Student life vs. work life: what's the deal?
While some students never miss a class (maybe except the one on Friday morning 9 a.m.), other students attend almost every party (#yolo). Lander always was more part of the first category, but also enjoyed the perks of the student life and the dorm life in particular.
Lander: "As a dorm student, or actually as a student in general, you have a lot of freedom. This lifestyle is hard to match once you start working. As a student, you decide what you're going to do, and when you're doing it. It's easy to spontaneously decide to hang out with your friends at night when you're still studying. That gets harder to do when you start working. And that's something I didn't expect."
"But when I think about it, it actually makes sense: you're not all living in the same city anymore, and you all have different responsibilities.
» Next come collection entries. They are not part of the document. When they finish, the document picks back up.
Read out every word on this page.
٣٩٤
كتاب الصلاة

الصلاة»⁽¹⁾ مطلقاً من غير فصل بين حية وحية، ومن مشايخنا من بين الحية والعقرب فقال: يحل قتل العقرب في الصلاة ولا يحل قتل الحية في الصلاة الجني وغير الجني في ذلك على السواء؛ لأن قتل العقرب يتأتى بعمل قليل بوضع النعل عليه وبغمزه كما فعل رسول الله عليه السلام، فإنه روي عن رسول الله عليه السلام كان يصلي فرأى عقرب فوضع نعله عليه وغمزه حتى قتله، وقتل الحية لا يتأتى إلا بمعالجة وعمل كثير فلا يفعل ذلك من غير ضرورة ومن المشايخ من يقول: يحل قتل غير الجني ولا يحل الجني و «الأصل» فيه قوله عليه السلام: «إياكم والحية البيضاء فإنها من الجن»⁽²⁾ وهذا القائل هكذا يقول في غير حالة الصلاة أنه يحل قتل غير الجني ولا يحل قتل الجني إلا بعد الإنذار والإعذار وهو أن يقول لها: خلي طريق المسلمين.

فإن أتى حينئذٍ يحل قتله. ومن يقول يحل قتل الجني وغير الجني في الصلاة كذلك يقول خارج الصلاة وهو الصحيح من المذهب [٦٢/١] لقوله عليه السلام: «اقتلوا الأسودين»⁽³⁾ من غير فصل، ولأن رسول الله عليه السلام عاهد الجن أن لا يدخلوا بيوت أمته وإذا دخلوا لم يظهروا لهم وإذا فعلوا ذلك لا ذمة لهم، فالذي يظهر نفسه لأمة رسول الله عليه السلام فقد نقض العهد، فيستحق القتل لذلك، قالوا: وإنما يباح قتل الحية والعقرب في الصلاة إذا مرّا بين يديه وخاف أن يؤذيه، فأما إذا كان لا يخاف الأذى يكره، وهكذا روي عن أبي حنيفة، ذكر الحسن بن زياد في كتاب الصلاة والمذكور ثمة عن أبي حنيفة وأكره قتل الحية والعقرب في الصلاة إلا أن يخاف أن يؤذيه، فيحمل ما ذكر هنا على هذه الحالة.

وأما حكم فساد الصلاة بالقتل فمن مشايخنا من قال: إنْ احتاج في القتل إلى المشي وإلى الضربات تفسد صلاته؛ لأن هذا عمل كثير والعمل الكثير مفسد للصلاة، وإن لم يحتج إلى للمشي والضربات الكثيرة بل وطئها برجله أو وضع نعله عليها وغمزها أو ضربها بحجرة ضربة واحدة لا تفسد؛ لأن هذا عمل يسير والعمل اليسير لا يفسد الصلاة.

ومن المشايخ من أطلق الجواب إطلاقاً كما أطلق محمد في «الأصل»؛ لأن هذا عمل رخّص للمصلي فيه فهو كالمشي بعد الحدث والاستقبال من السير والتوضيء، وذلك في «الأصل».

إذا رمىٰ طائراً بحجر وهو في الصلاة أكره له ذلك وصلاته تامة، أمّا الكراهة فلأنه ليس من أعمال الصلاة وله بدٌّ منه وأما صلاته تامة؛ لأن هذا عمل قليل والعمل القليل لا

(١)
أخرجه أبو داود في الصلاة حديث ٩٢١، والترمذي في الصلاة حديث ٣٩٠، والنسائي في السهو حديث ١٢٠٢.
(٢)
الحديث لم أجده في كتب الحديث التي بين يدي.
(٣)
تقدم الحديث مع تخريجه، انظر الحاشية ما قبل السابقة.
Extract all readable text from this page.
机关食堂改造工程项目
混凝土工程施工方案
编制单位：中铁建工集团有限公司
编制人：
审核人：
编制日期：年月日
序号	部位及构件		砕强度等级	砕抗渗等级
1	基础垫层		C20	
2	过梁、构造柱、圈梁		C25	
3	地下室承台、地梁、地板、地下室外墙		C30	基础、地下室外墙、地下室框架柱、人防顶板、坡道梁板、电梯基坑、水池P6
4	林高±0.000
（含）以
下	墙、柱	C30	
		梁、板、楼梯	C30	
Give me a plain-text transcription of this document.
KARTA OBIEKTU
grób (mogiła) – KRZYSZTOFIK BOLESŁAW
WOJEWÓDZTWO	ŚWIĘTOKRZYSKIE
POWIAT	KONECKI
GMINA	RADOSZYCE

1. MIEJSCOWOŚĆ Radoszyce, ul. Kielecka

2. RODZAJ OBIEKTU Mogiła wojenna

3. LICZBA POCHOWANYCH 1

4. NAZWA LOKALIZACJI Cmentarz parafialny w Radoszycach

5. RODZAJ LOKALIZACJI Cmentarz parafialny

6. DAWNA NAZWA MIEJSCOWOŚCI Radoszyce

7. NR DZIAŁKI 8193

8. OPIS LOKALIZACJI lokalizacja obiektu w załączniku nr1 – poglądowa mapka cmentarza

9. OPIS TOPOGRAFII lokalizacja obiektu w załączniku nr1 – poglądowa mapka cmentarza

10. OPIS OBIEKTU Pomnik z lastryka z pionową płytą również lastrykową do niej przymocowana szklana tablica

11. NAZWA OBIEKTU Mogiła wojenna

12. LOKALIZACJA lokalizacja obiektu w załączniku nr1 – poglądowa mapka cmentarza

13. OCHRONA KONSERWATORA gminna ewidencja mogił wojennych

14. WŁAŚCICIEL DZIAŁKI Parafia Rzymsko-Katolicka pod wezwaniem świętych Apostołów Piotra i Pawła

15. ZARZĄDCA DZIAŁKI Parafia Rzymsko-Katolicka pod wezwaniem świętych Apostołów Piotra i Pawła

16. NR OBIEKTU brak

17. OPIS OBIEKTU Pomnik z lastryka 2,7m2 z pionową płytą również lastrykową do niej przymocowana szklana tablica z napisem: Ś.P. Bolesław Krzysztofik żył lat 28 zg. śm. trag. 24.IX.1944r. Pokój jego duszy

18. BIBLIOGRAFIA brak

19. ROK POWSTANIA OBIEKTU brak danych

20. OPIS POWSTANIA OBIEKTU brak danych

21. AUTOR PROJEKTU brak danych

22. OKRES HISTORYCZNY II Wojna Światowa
Not only on a professional, but also on a private level."
You don't have to worry: your friendships will remain strong. Instead of using your weekends to drop off your dirty laundry at your parents' house or to study, you hang out with your friends. In other words: Saturday night becomes the new Thursday night. How mature!
Lander: "I quickly got used to the working life. At work, you come into contact with people who all want to reach the same goal. That's different at university or college: some people are just trying to find out if they're suited for higher education, which creates a certain atmosphere."
"I don't miss my student life. I truly like what I'm doing now. Moreover, it's nice to be on your own and live a stable life. In fact, your first job is an important first step. From then on, a new, lovely phase of life is just about to begin.
On the one hand, you're looking forward to your first job, but on the other end, you're a little nervous. That's normal: you want to do it right from the start!
But how do you do that? We asked Jarne, who is a job coach, programme counselor, and trainer at Obelisk. Together with his colleagues, he assists companies and employees in change and development processes.
1. Don't sit back and watch
Jarne: "Getting your degree wasn't easy, but now, it's actually just getting started."
"In class on a Thursday morning, it seemed to be a good idea to hide from your professor so you wouldn't have to answer difficult questions. But at your new job, it's best to contribute positively. Speak up and adopt a proactive mindset."
2. Contribute to a pleasant working environment
Jarne: "To be honest: some days, you will spend more time with your colleagues than with your partner or family. That's why a pleasant working environment is pretty important. Make sure to approach your colleagues positively by communicating openly."
3. You don't have to panic
Jarne: "At university or college, your tasks and duties were clearly defined in a curriculum. That's not the case anymore. Try not to set too many long-term goals. Instead, try to set daily small triumphs. After a while, the big ones will follow!